A cada dia, Woody Allen anda mais conformado com o fato de não ser europeu. Sua síndrome de Bergman parece estar mitigada, e ele vai se tornando um americano tão característico que resolveu filmar uma comédia musical -"Todos Dizem Eu Te Amo".
Como que para deixar bem clara essa intenção, boa parte de "Todos Dizem" se passa em Paris (uma obsessão tão tipicamente americana quanto o filme musical).
Mas, atenção, nem tão típico assim. Os cantores parecem, não raro, amadores. A coreografia, precária. Há algo de desandado nisso tudo, como uma história que se repete como farsa.
Aliás, a narradora do filme deixa isso bem claro logo no início. A história a ser contada é a de uma família americana. Mas não uma família como nos acostumamos a ver nos musicais. São ricos e moram em Nova York. O pai é um advogado liberal. A mãe é uma socialite mais liberal ainda.
Corrigindo, aquele a quem ela chama de pai (Alan Alda) não é pai. É padrasto. Os irmãos são meio-irmãos. É uma segunda família, de um segundo casamento.
O pai verdadeiro (Woody Allen) é um escritor que mora em Paris e vive batendo cabeça com suas mulheres, que invariavelmente o abandonam.
Já por aí dá para sentir o clima em que Allen mergulha seus espectadores. Existe uma evocação do passado -o tempo dos musicais da Metro-, mas algo está desarranjado, caótico. Os conflitos são, em suma, os mesmos -busca de amor e realização pessoal. Mas as pessoas mudaram.
E junto com as pessoas (conteúdo), muda também a forma.
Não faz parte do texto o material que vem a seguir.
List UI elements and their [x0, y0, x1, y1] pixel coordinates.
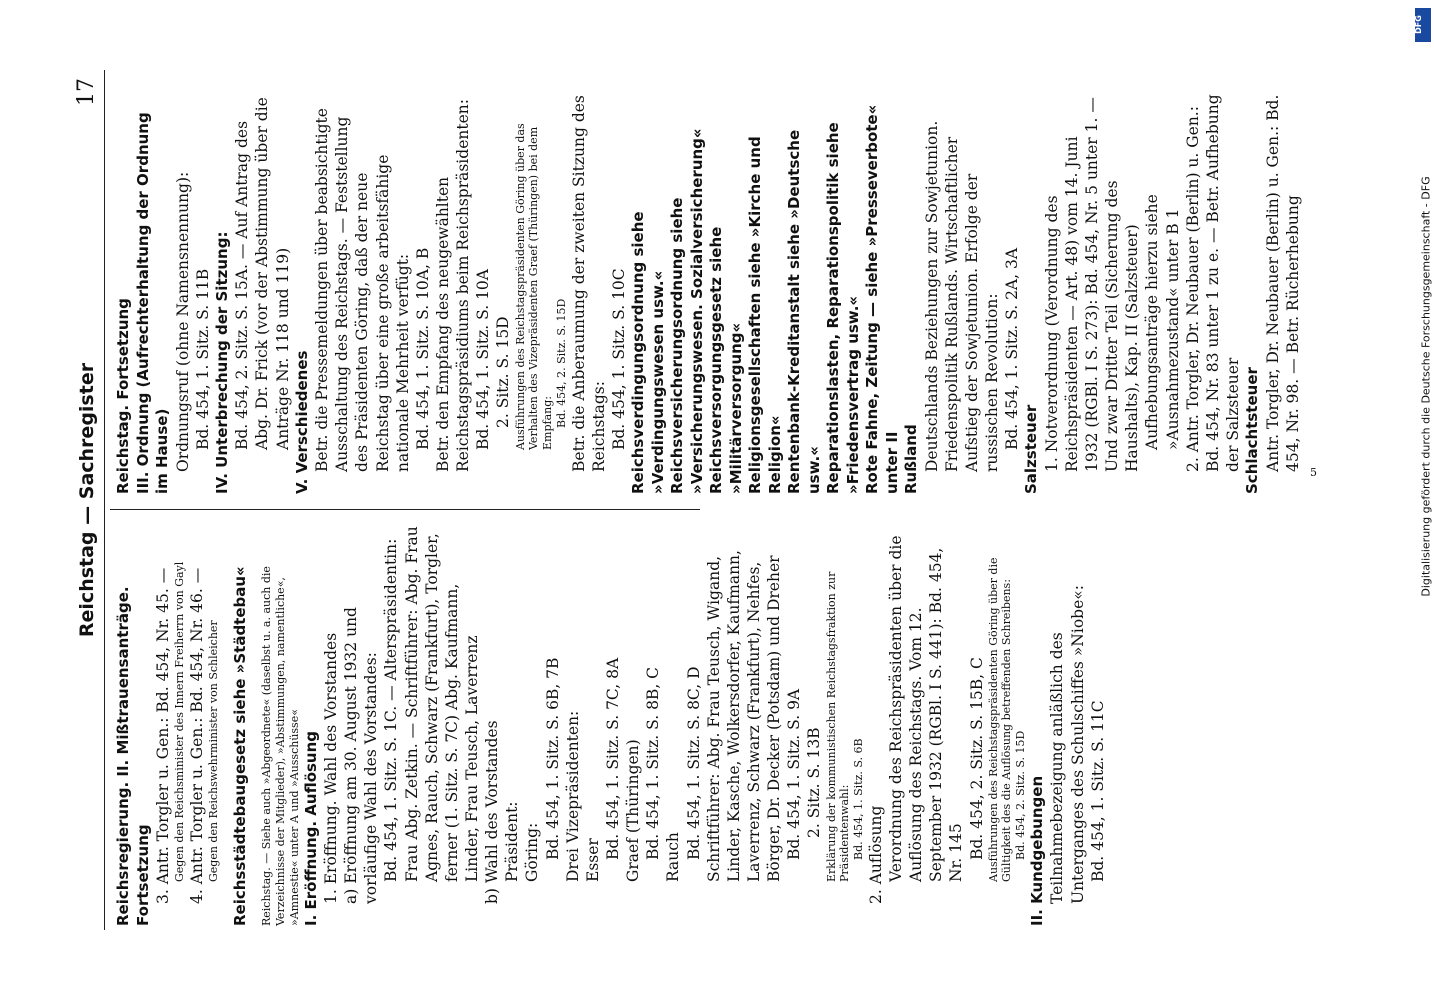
- left-column-entry: Reichsstädtebaugesetz siehe »Städtebau«: [230, 566, 249, 926]
- right-column-entry: Bd. 454, 1. Sitz. S. 10A, B: [413, 247, 432, 450]
- left-column-entry: 1. Eröffnung. Wahl des Vorstandes: [322, 632, 341, 904]
- left-column-entry: Verordnung des Reichspräsidenten über die Auflösung des Reichstags. Vom 12. September 1932 (RGBl. I S. 441): Bd. 454, Nr. 145: [886, 535, 966, 882]
- left-column-entry: [221, 526, 231, 926]
- right-column-entry: Bd. 454, 1. Sitz. S. 2A, 3A: [1003, 247, 1022, 450]
- right-column-entry: Salzsteuer: [1022, 404, 1041, 494]
- left-column-entry: 2. Sitz. S. 13B: [805, 727, 824, 838]
- left-column-entry: 3. Antr. Torgler u. Gen.: Bd. 454, Nr. 45. —: [154, 567, 172, 904]
- rotated-page-content: [70, 70, 1370, 930]
- right-column-entry: Betr. die Pressemeldungen über beabsichtigte Ausschaltung des Reichstags. — Feststellung des Präsidenten Göring, daß der neue Reichstag über eine große arbeitsfähige nationale Mehrheit verfügt:: [313, 108, 412, 472]
- dfg-logo: DFG: [1415, 8, 1431, 42]
- left-column-entry: Schriftführer: Abg. Frau Teusch, Wigand, Linder, Kasche, Wolkersdorfer, Kaufmann, Laverrenz, Schwarz (Frankfurt), Nehfes, Börger, Dr. Decker (Potsdam) und Dreher: [704, 550, 784, 882]
- right-column: [114, 94, 1303, 494]
- left-column-entry: a) Eröffnung am 30. August 1932 und vorläufige Wahl des Vorstandes:: [342, 607, 381, 904]
- left-column-entry: Drei Vizepräsidenten:: [563, 710, 582, 882]
- right-column-entry: IV. Unterbrechung der Sitzung:: [212, 231, 231, 494]
- left-column-entry: Bd. 454, 1. Sitz. S. 6B, 7B: [543, 657, 562, 860]
- page-number: 17: [74, 78, 99, 106]
- right-column-entry: Reichsverdingungsordnung siehe »Verdingungswesen usw.«: [629, 211, 667, 494]
- right-column-entry: Ausführungen des Reichstagspräsidenten Göring über das Verhalten des Vizepräsidenten Graef (Thüringen) bei dem Empfang:: [513, 123, 555, 450]
- column-divider: [110, 509, 700, 510]
- right-column-entry: 2. Sitz. S. 15D: [494, 316, 513, 428]
- right-column-entry: Rußland: [902, 424, 921, 494]
- right-column-entry: Religionsgesellschaften siehe »Kirche und Religion«: [746, 136, 784, 494]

Se estamos agora diante de um musical sem a voz de Frank Sinatra, o balé de Cyd Charisse, ou a coreografia de Gene Kelly, é porque eles expressavam um mundo que se acreditava sólido.
Hoje, as pessoas, os sentimentos e as coisas são voláteis. O musical torna-se, assim, um gênero de pessoas frágeis, quebradiças, às voltas com psicanalistas, neuroses, conflitos, discussões políticas, instabilidades de vários tipos.
Daí o sucesso do filme. Não necessariamente sucesso de bilheteria. Allen supera aqui problemas de alguns de seus filmes anteriores, em que a evocação do passado ficava no meio do caminho, exprimindo uma mera nostalgia em relação aos velhos tempos -o exemplo mais claro talvez seja "Radio Days" (1987), que nas primeiras sequências parece que vai ser de arromba e depois murcha.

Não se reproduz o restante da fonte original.